Hinzu kommen technische Fragen rund um den Brennstoff. Einige SMR‑Designs benötigen höher angereichertes Uran, sogenanntes HALEU. Die Produktion dieses Materials ist weltweit noch begrenzt. Ohne stabile Lieferketten können neue Reaktorkonzepte nicht in Serie gehen.

Auch die Industrie muss sich erst auf die Produktion einstellen. Viele Komponenten existieren bisher nur als Einzelstücke oder Demonstrationsanlagen. Serienfertigung würde erst entstehen, wenn mehrere Projekte gleichzeitig gebaut werden.

Für politische Entscheidungsträger entsteht dadurch ein klassisches Henne‑Ei‑Problem. Ohne Nachfrage investieren Hersteller kaum in Fabriken. Ohne industrielle Produktion bleiben Reaktoren jedoch teuer. Förderprogramme versuchen daher meist, genau diese Anfangsphase zu überbrücken.

Welche Rolle SMR im Energiesystem spielen könnten

Die Diskussion über SMR dreht sich selten nur um Stromproduktion. Viele Konzepte sehen mehrere Einsatzfelder. Kleine Reaktoren könnten etwa Industrieanlagen mit Prozesswärme versorgen oder Fernwärmenetze speisen.

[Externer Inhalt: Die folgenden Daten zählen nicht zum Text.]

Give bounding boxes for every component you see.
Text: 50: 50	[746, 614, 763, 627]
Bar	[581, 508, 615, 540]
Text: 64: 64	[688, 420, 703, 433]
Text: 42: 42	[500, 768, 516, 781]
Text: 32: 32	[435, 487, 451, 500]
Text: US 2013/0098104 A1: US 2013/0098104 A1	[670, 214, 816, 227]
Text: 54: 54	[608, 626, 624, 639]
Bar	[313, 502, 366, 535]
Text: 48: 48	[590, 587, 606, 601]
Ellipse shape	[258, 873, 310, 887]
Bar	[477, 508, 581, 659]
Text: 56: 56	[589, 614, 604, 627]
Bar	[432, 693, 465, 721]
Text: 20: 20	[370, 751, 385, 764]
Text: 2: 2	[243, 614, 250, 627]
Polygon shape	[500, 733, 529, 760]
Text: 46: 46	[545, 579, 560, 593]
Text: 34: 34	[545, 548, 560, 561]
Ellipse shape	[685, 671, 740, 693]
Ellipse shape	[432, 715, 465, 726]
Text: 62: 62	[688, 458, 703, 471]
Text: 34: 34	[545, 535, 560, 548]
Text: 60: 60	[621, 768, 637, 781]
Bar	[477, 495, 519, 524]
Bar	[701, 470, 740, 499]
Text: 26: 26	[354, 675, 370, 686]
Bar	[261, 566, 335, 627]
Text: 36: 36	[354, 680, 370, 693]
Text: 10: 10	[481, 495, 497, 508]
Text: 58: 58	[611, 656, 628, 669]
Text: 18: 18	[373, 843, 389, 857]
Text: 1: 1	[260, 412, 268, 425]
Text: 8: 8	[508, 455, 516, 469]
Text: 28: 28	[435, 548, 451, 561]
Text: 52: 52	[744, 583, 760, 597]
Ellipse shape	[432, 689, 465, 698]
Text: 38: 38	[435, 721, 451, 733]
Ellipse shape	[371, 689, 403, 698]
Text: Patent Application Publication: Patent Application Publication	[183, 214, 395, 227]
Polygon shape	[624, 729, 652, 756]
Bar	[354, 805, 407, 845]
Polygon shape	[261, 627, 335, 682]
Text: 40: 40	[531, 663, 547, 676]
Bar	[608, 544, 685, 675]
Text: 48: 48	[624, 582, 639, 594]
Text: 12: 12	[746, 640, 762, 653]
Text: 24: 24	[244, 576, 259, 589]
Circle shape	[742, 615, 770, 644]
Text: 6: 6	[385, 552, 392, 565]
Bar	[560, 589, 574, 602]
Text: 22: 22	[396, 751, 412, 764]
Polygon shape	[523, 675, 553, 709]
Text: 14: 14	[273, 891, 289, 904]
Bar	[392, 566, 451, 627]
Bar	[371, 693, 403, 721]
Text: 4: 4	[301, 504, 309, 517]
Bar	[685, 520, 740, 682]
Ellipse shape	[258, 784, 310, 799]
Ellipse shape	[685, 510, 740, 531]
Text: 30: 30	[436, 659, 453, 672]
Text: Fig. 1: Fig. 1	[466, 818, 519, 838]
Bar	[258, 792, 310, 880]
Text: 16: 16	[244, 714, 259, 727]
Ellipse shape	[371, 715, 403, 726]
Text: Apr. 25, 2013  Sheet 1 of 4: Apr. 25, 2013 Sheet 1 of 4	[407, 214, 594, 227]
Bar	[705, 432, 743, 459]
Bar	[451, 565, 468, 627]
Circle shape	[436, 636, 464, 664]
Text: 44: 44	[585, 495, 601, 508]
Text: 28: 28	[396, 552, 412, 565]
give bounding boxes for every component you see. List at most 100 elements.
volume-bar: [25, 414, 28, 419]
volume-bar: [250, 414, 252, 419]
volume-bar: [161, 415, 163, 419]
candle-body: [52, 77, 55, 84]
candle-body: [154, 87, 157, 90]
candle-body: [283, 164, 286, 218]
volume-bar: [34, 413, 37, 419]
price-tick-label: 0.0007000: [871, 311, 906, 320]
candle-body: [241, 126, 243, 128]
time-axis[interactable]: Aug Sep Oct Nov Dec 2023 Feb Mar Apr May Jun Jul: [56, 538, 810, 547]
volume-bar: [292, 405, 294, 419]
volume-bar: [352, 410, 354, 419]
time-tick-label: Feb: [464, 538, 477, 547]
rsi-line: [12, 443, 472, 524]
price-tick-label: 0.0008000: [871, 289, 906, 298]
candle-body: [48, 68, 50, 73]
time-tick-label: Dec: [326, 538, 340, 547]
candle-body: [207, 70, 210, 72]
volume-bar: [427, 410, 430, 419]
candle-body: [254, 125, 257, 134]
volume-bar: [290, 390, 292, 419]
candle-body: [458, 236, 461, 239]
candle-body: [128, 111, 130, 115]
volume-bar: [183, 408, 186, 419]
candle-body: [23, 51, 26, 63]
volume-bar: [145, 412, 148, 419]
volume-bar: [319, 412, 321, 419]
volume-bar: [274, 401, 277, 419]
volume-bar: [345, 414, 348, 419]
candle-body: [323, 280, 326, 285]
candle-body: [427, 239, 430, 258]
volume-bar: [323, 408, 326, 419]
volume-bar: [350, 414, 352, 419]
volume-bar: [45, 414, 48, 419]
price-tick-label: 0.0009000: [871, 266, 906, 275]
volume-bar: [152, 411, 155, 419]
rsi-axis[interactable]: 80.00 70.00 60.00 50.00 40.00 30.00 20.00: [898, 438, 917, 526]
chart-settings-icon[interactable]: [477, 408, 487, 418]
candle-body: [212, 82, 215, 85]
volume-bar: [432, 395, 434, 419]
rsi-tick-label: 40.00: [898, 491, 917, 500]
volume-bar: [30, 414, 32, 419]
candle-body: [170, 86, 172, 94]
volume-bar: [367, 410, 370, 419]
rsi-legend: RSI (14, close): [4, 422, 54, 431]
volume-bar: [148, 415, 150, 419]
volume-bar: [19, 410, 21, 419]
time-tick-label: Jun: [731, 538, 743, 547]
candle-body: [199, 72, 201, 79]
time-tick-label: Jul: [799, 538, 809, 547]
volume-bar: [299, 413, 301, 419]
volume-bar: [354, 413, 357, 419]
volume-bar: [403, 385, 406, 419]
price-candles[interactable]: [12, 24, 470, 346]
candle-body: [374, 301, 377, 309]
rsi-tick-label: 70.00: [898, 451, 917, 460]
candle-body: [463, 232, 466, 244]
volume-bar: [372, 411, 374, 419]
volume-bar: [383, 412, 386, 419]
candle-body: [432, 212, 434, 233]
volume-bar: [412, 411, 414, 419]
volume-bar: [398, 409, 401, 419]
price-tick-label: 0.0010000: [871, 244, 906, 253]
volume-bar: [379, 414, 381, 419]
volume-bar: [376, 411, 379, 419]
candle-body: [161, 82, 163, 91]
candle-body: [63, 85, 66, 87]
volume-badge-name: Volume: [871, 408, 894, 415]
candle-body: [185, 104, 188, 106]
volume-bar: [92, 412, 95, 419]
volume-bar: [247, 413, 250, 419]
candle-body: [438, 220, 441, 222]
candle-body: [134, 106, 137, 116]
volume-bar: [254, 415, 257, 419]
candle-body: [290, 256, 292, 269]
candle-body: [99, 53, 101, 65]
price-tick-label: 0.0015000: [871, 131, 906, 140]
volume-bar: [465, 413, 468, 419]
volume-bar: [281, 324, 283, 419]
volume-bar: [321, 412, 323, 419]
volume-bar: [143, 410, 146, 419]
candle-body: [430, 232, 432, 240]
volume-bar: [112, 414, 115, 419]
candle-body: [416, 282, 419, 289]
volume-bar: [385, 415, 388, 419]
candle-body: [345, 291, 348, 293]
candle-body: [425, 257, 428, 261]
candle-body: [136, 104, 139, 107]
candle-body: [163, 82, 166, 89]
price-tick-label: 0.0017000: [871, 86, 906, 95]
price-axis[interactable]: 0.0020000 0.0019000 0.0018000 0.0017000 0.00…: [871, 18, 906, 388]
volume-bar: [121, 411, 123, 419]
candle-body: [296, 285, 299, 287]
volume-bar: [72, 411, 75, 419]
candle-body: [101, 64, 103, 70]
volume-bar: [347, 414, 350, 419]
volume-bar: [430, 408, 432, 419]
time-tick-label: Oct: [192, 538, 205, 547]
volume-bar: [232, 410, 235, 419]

Ein weiterer Ansatz ist die Kombination mit Wasserstoffproduktion. Reaktoren liefern kontinuierliche Energie, die Elektrolyseanlagen rund um die Uhr betreiben kann. Das unterscheidet sie von Solar‑ und Windanlagen, deren Produktion stärker schwankt.

Gleichzeitig bleibt der Wettbewerb mit erneuerbaren Energien ein entscheidender Faktor. Solar‑ und Windstrom sind in vielen Regionen inzwischen sehr günstig. Um wirtschaftlich zu sein, müssten SMR zuverlässig und über viele Jahrzehnte laufen.

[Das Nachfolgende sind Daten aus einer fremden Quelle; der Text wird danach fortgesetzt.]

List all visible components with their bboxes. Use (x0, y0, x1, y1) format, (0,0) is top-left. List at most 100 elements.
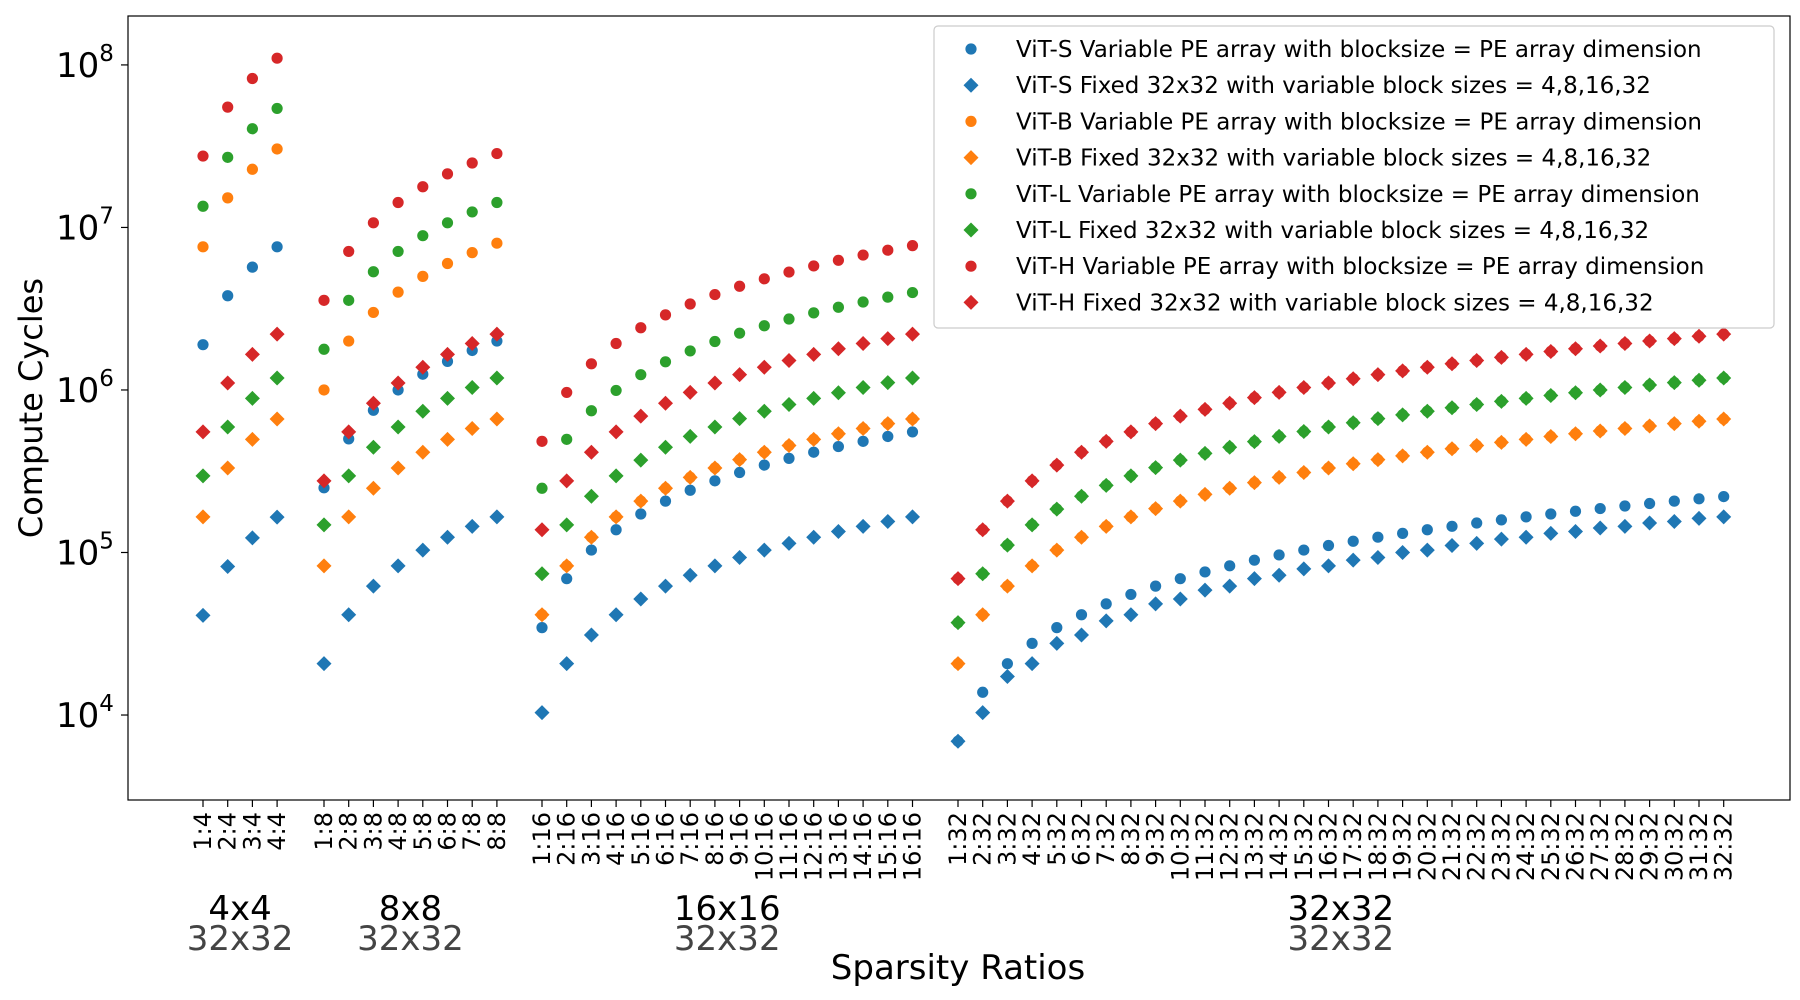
data-point (1074, 488, 1089, 504)
x-tick-label: 23:32 (1487, 812, 1515, 881)
data-point (343, 245, 355, 258)
x-tick-label: 3:16 (577, 812, 605, 866)
x-tick-label: 5:16 (627, 812, 655, 866)
data-point (857, 296, 869, 308)
data-point (1172, 591, 1188, 607)
data-point (1296, 380, 1312, 396)
legend-marker (963, 294, 979, 310)
data-point (905, 509, 920, 525)
data-point (269, 411, 285, 427)
data-point (585, 405, 598, 417)
data-point (806, 346, 822, 362)
legend-marker (965, 115, 977, 127)
data-point (1248, 554, 1260, 566)
legend-marker (963, 150, 979, 166)
x-tick-label: 5:32 (1043, 812, 1071, 866)
data-point (1495, 514, 1507, 526)
legend-frame (933, 25, 1775, 329)
data-point (1471, 517, 1483, 529)
data-point (318, 384, 330, 396)
data-point (244, 346, 260, 362)
data-point (1493, 393, 1509, 409)
data-point (222, 101, 234, 113)
data-point (1026, 637, 1038, 649)
data-point (316, 473, 332, 489)
x-tick-label: 1:8 (310, 812, 338, 851)
data-point (1395, 544, 1411, 560)
x-tick-label: 10:32 (1166, 812, 1194, 881)
data-point (536, 482, 548, 494)
data-point (583, 444, 599, 460)
data-point (999, 578, 1015, 594)
data-point (659, 356, 672, 368)
series-vit-s-diamond (195, 509, 1732, 749)
data-point (999, 669, 1015, 685)
data-point (195, 607, 211, 623)
data-point (709, 475, 721, 487)
x-tick-label: 6:8 (434, 812, 462, 851)
x-tick-label: 7:32 (1092, 812, 1120, 866)
data-point (195, 424, 211, 440)
data-point (195, 468, 211, 484)
x-tick-label: 11:16 (775, 812, 803, 881)
data-point (633, 591, 649, 607)
data-point (1446, 520, 1458, 532)
data-point (489, 370, 505, 386)
legend-marker (963, 222, 979, 238)
data-point (783, 452, 795, 464)
data-point (222, 151, 234, 163)
data-point (365, 439, 381, 455)
data-point (1592, 338, 1608, 354)
x-tick-label: 26:32 (1562, 812, 1590, 881)
data-point (808, 260, 820, 272)
data-point (806, 431, 822, 447)
data-point (1370, 550, 1386, 566)
data-point (1691, 372, 1707, 388)
data-point (1493, 531, 1509, 547)
data-point (1172, 452, 1188, 468)
data-point (1024, 558, 1040, 574)
x-tick-label: 15:32 (1290, 812, 1318, 881)
data-point (440, 529, 455, 545)
data-point (734, 466, 746, 479)
x-tick-label: 3:8 (359, 812, 387, 851)
data-point (1321, 419, 1336, 435)
x-tick-label: 1:16 (528, 812, 556, 866)
data-point (1271, 428, 1287, 444)
data-point (659, 495, 672, 507)
data-point (1592, 423, 1608, 439)
data-point (781, 535, 797, 551)
data-point (1493, 349, 1509, 365)
data-point (392, 245, 404, 258)
legend-label: ViT-H Variable PE array with blocksize =… (1016, 254, 1704, 280)
data-point (1395, 448, 1411, 464)
data-point (1619, 500, 1631, 512)
data-point (1100, 598, 1112, 610)
data-point (583, 529, 599, 545)
data-point (561, 386, 573, 399)
data-point (489, 411, 505, 427)
group-label-variable-pe: 32x32 (1288, 889, 1395, 929)
series-vit-s-circle (197, 241, 1730, 747)
data-point (880, 375, 896, 391)
data-point (855, 420, 871, 436)
data-point (1123, 424, 1139, 440)
data-point (781, 353, 797, 369)
data-point (732, 411, 748, 427)
data-point (246, 163, 258, 175)
data-point (1543, 428, 1559, 444)
data-point (1051, 622, 1063, 634)
x-tick-label: 20:32 (1413, 812, 1441, 881)
x-tick-label: 14:16 (849, 812, 877, 881)
data-point (441, 217, 454, 229)
data-point (1370, 367, 1386, 383)
data-point (536, 435, 548, 447)
data-point (271, 241, 283, 253)
data-point (608, 607, 624, 623)
data-point (1024, 656, 1040, 672)
data-point (1197, 582, 1213, 598)
data-point (1150, 580, 1162, 592)
data-point (1197, 445, 1213, 461)
x-tick-label: 8:8 (483, 812, 511, 851)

Auch die Infrastruktur spielt eine Rolle. Stromnetze, Speicher und flexible Kraftwerke bestimmen, wie gut verschiedene Technologien zusammenarbeiten. In manchen Szenarien könnten SMR als stabile Grundlastquelle dienen. In anderen Modellen übernehmen große Batteriespeicher und flexible Gaskraftwerke diese Rolle.

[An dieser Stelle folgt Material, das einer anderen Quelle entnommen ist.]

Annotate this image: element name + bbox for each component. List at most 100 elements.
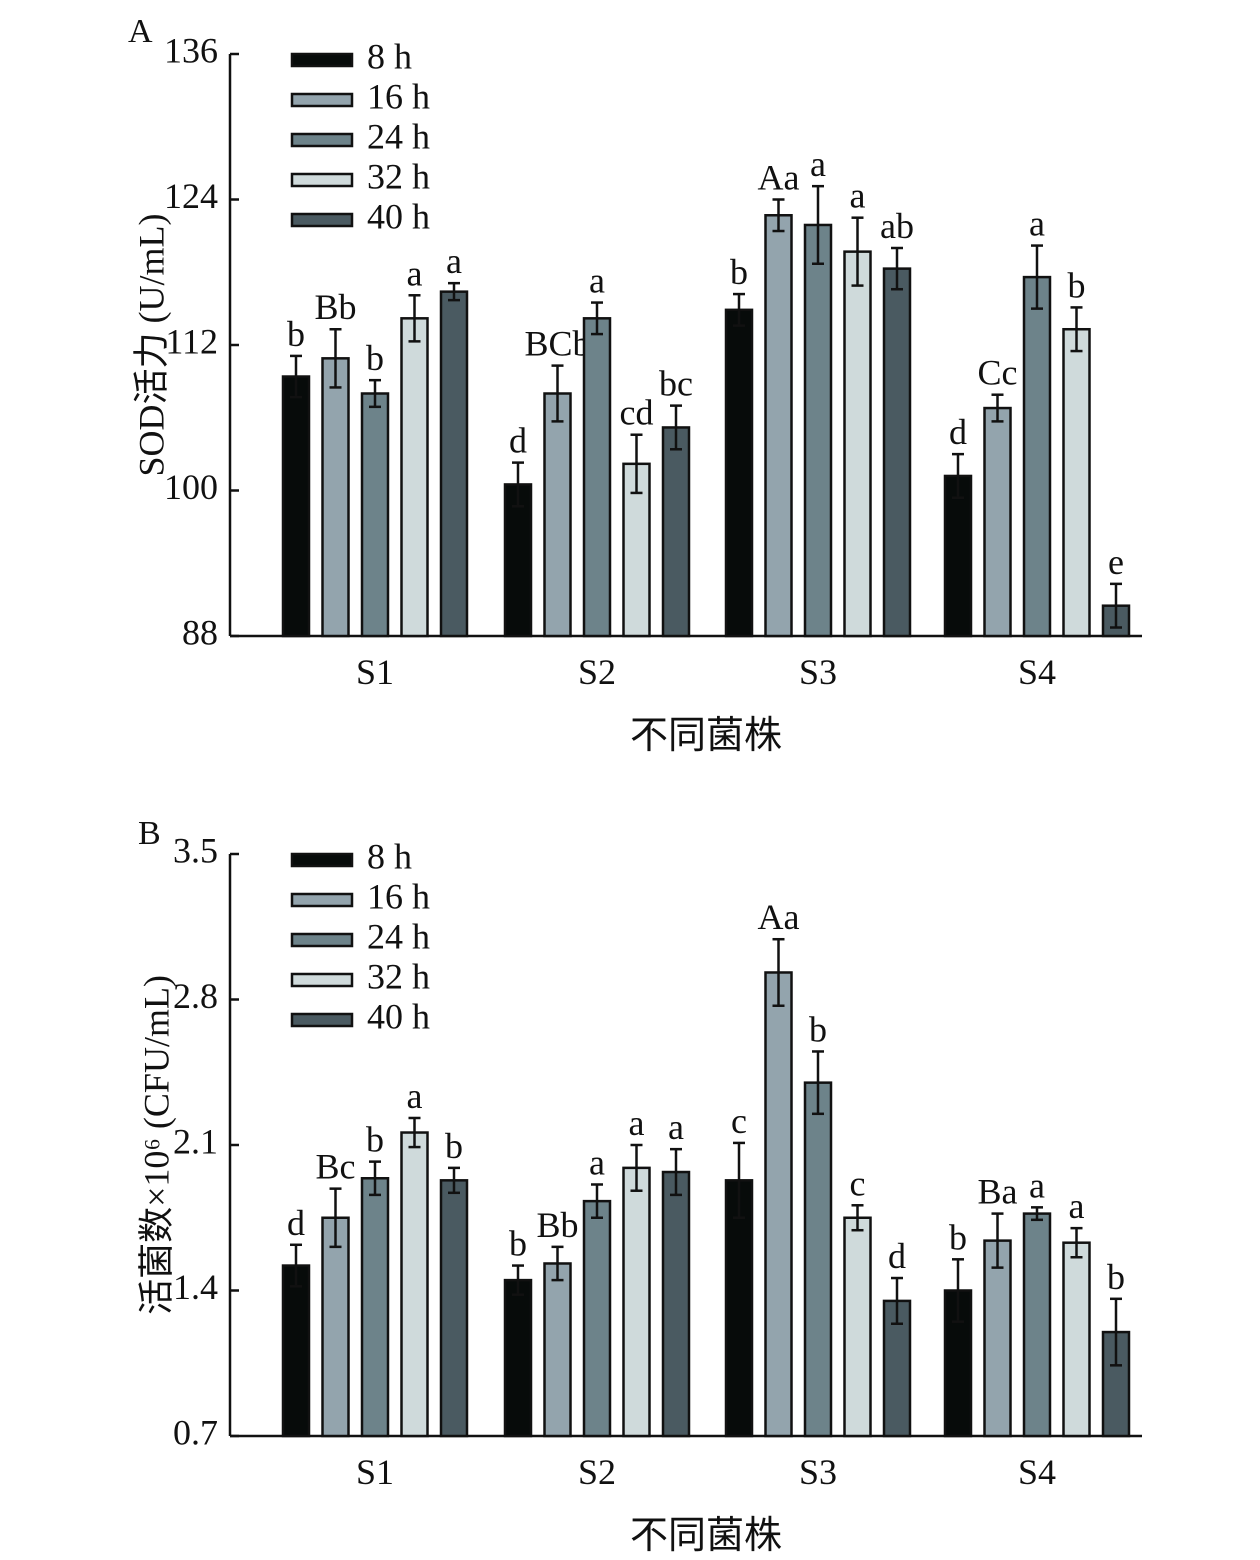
y-axis-label: 活菌数×10⁶ (CFU/mL) [136,975,176,1315]
significance-label: a [446,241,462,281]
significance-label: b [509,1224,527,1264]
legend-label: 16 h [367,76,430,116]
x-axis-label: 不同菌株 [630,1515,782,1557]
bar [724,1179,754,1438]
legend-swatch [290,892,354,908]
significance-label: a [407,253,423,293]
significance-label: d [509,421,527,461]
bar [983,1239,1012,1438]
bar [503,1278,533,1438]
legend-label: 40 h [367,996,430,1036]
panel-label: A [128,13,153,50]
panel-label: B [138,815,161,852]
bar [764,971,793,1438]
y-axis-label: SOD活力 (U/mL) [131,214,171,477]
bar [582,317,612,638]
x-tick-label: S1 [356,1452,394,1492]
significance-label: Bb [314,287,356,327]
significance-label: Cc [978,353,1018,393]
legend-label: 24 h [367,916,430,956]
significance-label: b [445,1126,463,1166]
bar [882,267,912,638]
legend-swatch [290,172,354,188]
bar [764,214,793,638]
significance-label: d [287,1203,305,1243]
significance-label: Aa [758,897,800,937]
x-tick-label: S4 [1018,652,1056,692]
significance-label: bc [659,364,693,404]
bar [1022,275,1052,638]
significance-label: d [888,1236,906,1276]
significance-label: Aa [758,158,800,198]
significance-label: b [949,1217,967,1257]
bar [400,317,429,638]
significance-label: a [668,1107,684,1147]
bar [661,426,691,638]
x-tick-label: S3 [799,1452,837,1492]
bar [803,223,833,638]
significance-label: b [809,1009,827,1049]
bar [281,1264,311,1438]
bar [321,1216,350,1438]
legend-label: 8 h [367,836,412,876]
chart-panel-b: B 0.7 1.4 2.1 2.8 3.5 活菌数×10⁶ (CFU/mL) S1 S2 S3 S4… [136,815,1142,1557]
bar [400,1131,429,1438]
y-tick-label: 136 [164,30,218,70]
bar [1022,1212,1052,1438]
bar [1062,327,1091,638]
y-tick-label: 100 [164,467,218,507]
y-tick-label: 0.7 [173,1412,218,1452]
legend-label: 32 h [367,156,430,196]
bar [582,1199,612,1438]
chart-panel-a: A 88 100 112 124 136 SOD活力 (U/mL) S1 S2 S3 S4 不同菌株 b… [128,13,1142,757]
y-tick-label: 3.5 [173,830,218,870]
bar [503,483,533,638]
significance-label: d [949,412,967,452]
legend-swatch [290,1012,354,1028]
significance-label: b [366,1120,384,1160]
significance-label: a [810,144,826,184]
bar [360,1177,390,1438]
significance-label: a [589,261,605,301]
bar [983,406,1012,638]
significance-label: a [1069,1186,1085,1226]
bar [439,1179,469,1438]
x-axis-label: 不同菌株 [630,715,782,757]
x-tick-label: S2 [578,652,616,692]
significance-label: c [850,1163,866,1203]
significance-label: a [850,176,866,216]
significance-label: Bc [316,1147,356,1187]
x-tick-label: S3 [799,652,837,692]
legend-swatch [290,132,354,148]
bar [1101,1330,1131,1438]
legend-label: 16 h [367,876,430,916]
legend-label: 8 h [367,36,412,76]
y-tick-label: 2.8 [173,976,218,1016]
significance-label: b [730,252,748,292]
significance-label: a [1029,204,1045,244]
significance-label: cd [620,393,654,433]
y-tick-label: 88 [182,612,218,652]
legend-swatch [290,972,354,988]
y-tick-label: 2.1 [173,1121,218,1161]
x-tick-label: S2 [578,1452,616,1492]
bar [724,308,754,638]
legend-swatch [290,932,354,948]
legend-swatch [290,92,354,108]
significance-label: e [1108,542,1124,582]
significance-label: b [287,314,305,354]
bar [1062,1241,1091,1438]
bar [360,392,390,638]
significance-label: a [407,1076,423,1116]
bar [321,357,350,638]
x-tick-label: S1 [356,652,394,692]
legend-swatch [290,212,354,228]
y-tick-label: 1.4 [173,1267,218,1307]
legend-swatch [290,852,354,868]
legend-label: 40 h [367,196,430,236]
significance-label: ab [880,206,914,246]
bar [281,375,311,638]
bar [622,1166,651,1438]
y-tick-label: 124 [164,176,218,216]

Welche Variante sich durchsetzt, hängt weniger von einzelnen Förderprogrammen ab als von langfristigen Investitionsentscheidungen der Mitgliedstaaten und Energieunternehmen.

Fazit

Die europäische Diskussion über SMR (Kleinreaktoren) steht noch am Anfang. Fördergelder fließen bereits, doch sie konzentrieren sich vor allem auf Forschung, Sicherheitsanalysen und technische Grundlagen. Ein einzelnes EU‑Programm mit 200 Millionen Euro ausschließlich für den Bau solcher Reaktoren lässt sich in offiziellen Dokumenten derzeit nicht nachweisen.

Für die Energiepolitik bedeutet das eine nüchterne Realität. Die entscheidenden Schritte liegen nicht nur in Förderzusagen, sondern in Genehmigungen, Lieferketten und industrieller Produktion. Erst wenn diese Punkte geklärt sind, wird sichtbar, ob SMR tatsächlich eine neue Säule der Energieversorgung werden oder vor allem ein Forschungsfeld bleiben.